Depois do sucesso que foi em sua estréia mundial, na terça-feira passada, volta ao palco do Teatro Amazonas, em Manaus, nesta noite a ópera ‘‘Alma’’, de Claudio Santoro. Ela foi concluída em 1985 e seu ineditismo impediu ao autor de vê-la em cena - o maestro morreu em 1989. Embora não seja a primeira, ainda assim ‘‘Alma’’ traz a marca de ser uma das poucas obras cantadas em português.
A montagem é uma das atrações do 2º Festival de Manaus, evento musical que teve início dia 9 e se encerra dia 26 de abril. A parte artística do evento divide-se entre óperas, balés e sessões de jazz. Um único recital, com Michael Jelden (violino) e Fabiana Biasini (piano), está marcado para dia 20. Dia 22 acontece um concerto sinfônico com árias de óperas, operetas e musicais.
‘‘Alma’’ encerra a temporada na próxima terça-feira. Antes disso o público terá contato com ‘‘Tosca’’, de Puccini, e ‘‘A Viúva Alegre’’, de Franz Lehár. A ópera de Santoro começou a ser concebida pela Funarte há dois anos, durante o centenário de Carlos Gomes. Foi ali que a Fundação resolveu intervir nas óperas brasileiras e, com a organização do festival em Manaus, no início de 98, o projeto passou realmente a tomar corpo.
Márcio de Souza, diretor da Funarte, declarou que montar uma obra inédita é muito mais difícil que outra já conhecida.

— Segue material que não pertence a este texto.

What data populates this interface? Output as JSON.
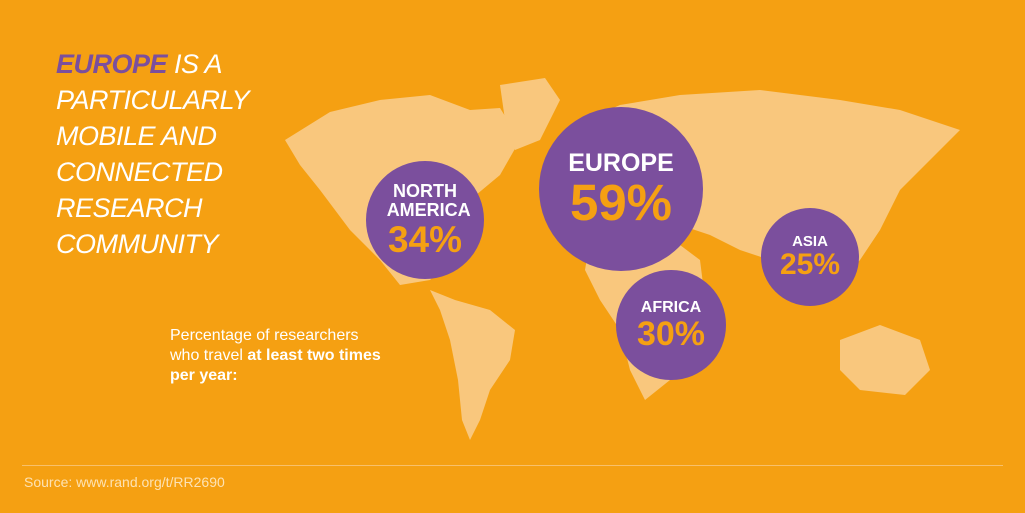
{
  "chart_data": {
    "type": "bubble",
    "title_highlight": "EUROPE",
    "title": "IS A PARTICULARLY MOBILE AND CONNECTED RESEARCH COMMUNITY",
    "subtitle": "Percentage of researchers who travel",
    "subtitle_bold": "at least two times per year:",
    "categories": [
      "NORTH AMERICA",
      "EUROPE",
      "AFRICA",
      "ASIA"
    ],
    "values": [
      34,
      59,
      30,
      25
    ],
    "value_labels": [
      "34%",
      "59%",
      "30%",
      "25%"
    ],
    "color": "#7b4f9d",
    "source": "Source: www.rand.org/t/RR2690"
  }
}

Isto porque não há parâmetros com que se guiar. ‘‘As únicas referências com que contamos foram a partitura e o libreto’’.
O elenco é formado por 150 artistas, entre eles 18 atores, três músicos em cena - tocando flauta, violão e contrabaixo - coro e orquestra. No palco eles dão vida para a cidade de São Paulo dos anos 20. Porém, o maior destaque é a musicalidade brasileira que soa leve por todo o espetáculo.
Não poderia faltar o chorinho numa montagem como esta, que é um dos ritmos nascidos em terras brasileiras. O naipe de cantores é formado pelo soprano Rosane Lamosa, tenor Marcos Tadeu e baixo José Carlos Leal. A coreografia foi feita pela viúva do compositor, Gisele Santoro, e a primeira bailarina é sua filha, também Gisele.
‘‘Acompanhei a composição e agora estou participando da montagem de uma obra que certamente será um marco na música brasileira, já que sua agilidade inaugura a estética do videoclipe em óperas’’, disse a viúva. Gisele, a filha, dançará acompanhada por Marcelo Misailidis. Morando atualmente na Alemanha, ela veio ao Brasil especialmente para poder participar deste espetáculo.